Il cammino continua

presidente Roberto Scazzosi

Con l’approvazione del bilancio 2016 si è in qualche modo chiusa una stagione che è iniziata con il bilancio del 2009 e che ci ha portato a coprire, in otto anni, oltre 101 milioni di euro di crediti deteriorati senza praticamente intaccare il patrimonio. Un impegno notevole e, a ben pensarci, che ha quasi dell’incredibile. Perché se non fosse intervenuta la crisi economica di questi anni che ha colpito duro le aziende e ha abbassato il valore delle garanzie reali detenute dalla nostra Bcc, in dieci anni avremmo, nei fatti, raddoppiato il patrimonio che chi c’era prima di noi ha accumulato in 110 anni di storia.

E ora guardiamo avanti con ancora più fiducia. Sia nella capacità della nostra banca di cavalcare i marosi di una crisi infinita e che ogni tanto ci fa vivere giorni, quando non sono settimane, di forti recrudescenze; sia nella certezza che la casa comune che stiamo costruendo -e in cui nell’assemblea di maggio abbiamo deciso di entrare-, cioè Iccrea Banca, saprà tenere alti i valori e le peculiarità del nostro credito cooperativo.

A lungo abbiamo sperato -e operato nelle sedi della federazione- per far sì che ci fosse un solo gruppo bancario del Credito Cooperativo; ma alla fine abbiamo dovuto arrenderci alla realtà dei fatti e prendere atto che si sono formati due gruppi. La speranza è che entrambi operino nel solco della tradizione e che magari un giorno possano tornare a riunirsi, la certezza è che Iccrea Banca prevede che la nostra, come le altre Bcc, manterrà la sua indipendenza giuridica e la propria sostanziale autonomia imprenditoriale sul territorio, impegnandosi in una gestione sana, prudente e coerente con la propria missione, permettendoci così per lunghi anni a venire di continuare ad essere punto di riferimento per le famiglie, le imprese e le comunità del nostro territorio.

Un obiettivo, quest’ultimo, che ci sta particolarmente a cuore. Per questo siamo tra i soci fondatori del «Patto parasociale tra i soci di Iccrea Banca Spa». Si tratta, in estrema sintesi, di un accordo che stiamo stipulando tra tutte le Bcc della Lombardia che aderiscono al gruppo e che rappresentano circa il 30% dell’intero movimento del credito cooperativo nazionale. Due sono gli obiettivi principali del patto.
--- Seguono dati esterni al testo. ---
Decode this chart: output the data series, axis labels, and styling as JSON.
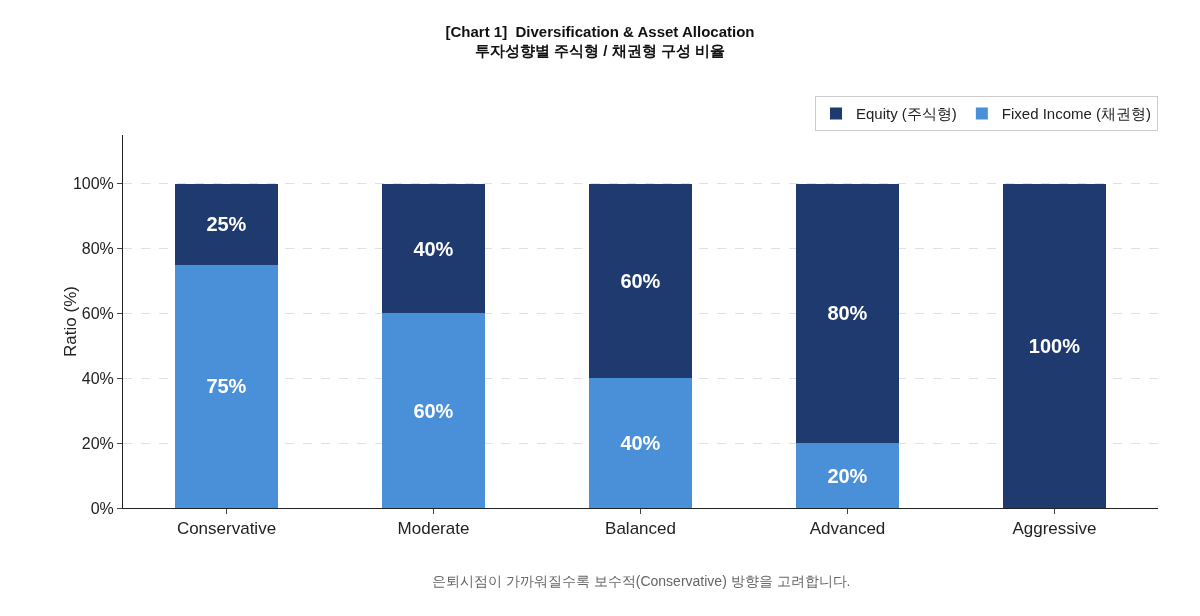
{
  "chart_data": {
    "type": "bar",
    "title": "[Chart 1]  Diversification & Asset Allocation\n투자성향별 주식형 / 채권형 구성 비율",
    "ylabel": "Ratio (%)",
    "categories": [
      "Conservative",
      "Moderate",
      "Balanced",
      "Advanced",
      "Aggressive"
    ],
    "stacked": true,
    "series": [
      {
        "name": "Fixed Income (채권형)",
        "color": "#4a90d9",
        "values": [
          75,
          60,
          40,
          20,
          0
        ],
        "value_labels": [
          "75%",
          "60%",
          "40%",
          "20%",
          null
        ]
      },
      {
        "name": "Equity (주식형)",
        "color": "#1f3a6e",
        "values": [
          25,
          40,
          60,
          80,
          100
        ],
        "value_labels": [
          "25%",
          "40%",
          "60%",
          "80%",
          "100%"
        ]
      }
    ],
    "ylim": [
      0,
      115
    ],
    "yticks": [
      {
        "value": 0,
        "label": "0%"
      },
      {
        "value": 20,
        "label": "20%"
      },
      {
        "value": 40,
        "label": "40%"
      },
      {
        "value": 60,
        "label": "60%"
      },
      {
        "value": 80,
        "label": "80%"
      },
      {
        "value": 100,
        "label": "100%"
      }
    ],
    "grid": "y",
    "legend": "top right",
    "annotations": [
      "은퇴시점이 가까워질수록 보수적(Conservative) 방향을 고려합니다."
    ]
  }
}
Il primo è quello di stabilizzare l’assetto proprietario e il governo della Società, cioè del nuovo gruppo bancario. Il secondo è quello di assicurare che l’azione della Società come futura capogruppo del gruppo bancario cooperativo e dalle relative disposizioni di attuazione, salvaguardi l’originalità del modello cooperativo e il suo radicamento sul territorio, favorendo altresì la coesione tra le banche aderenti.

Il costituendo Patto, che è stato pensato di «carattere aperto» così da consentire la partecipazione di altre Bcc che aderiranno al nostro Gruppo, sarà presto presentato sia alla governance di Iccrea Banca sia, preliminarmente, a Banca d’Italia. Sono queste le tappe del percorso che ci attendono e ci impegneranno da qui all’autunno, periodo entro il quale contiamo che il Patto potrà essere sottoscritto e reso operativo.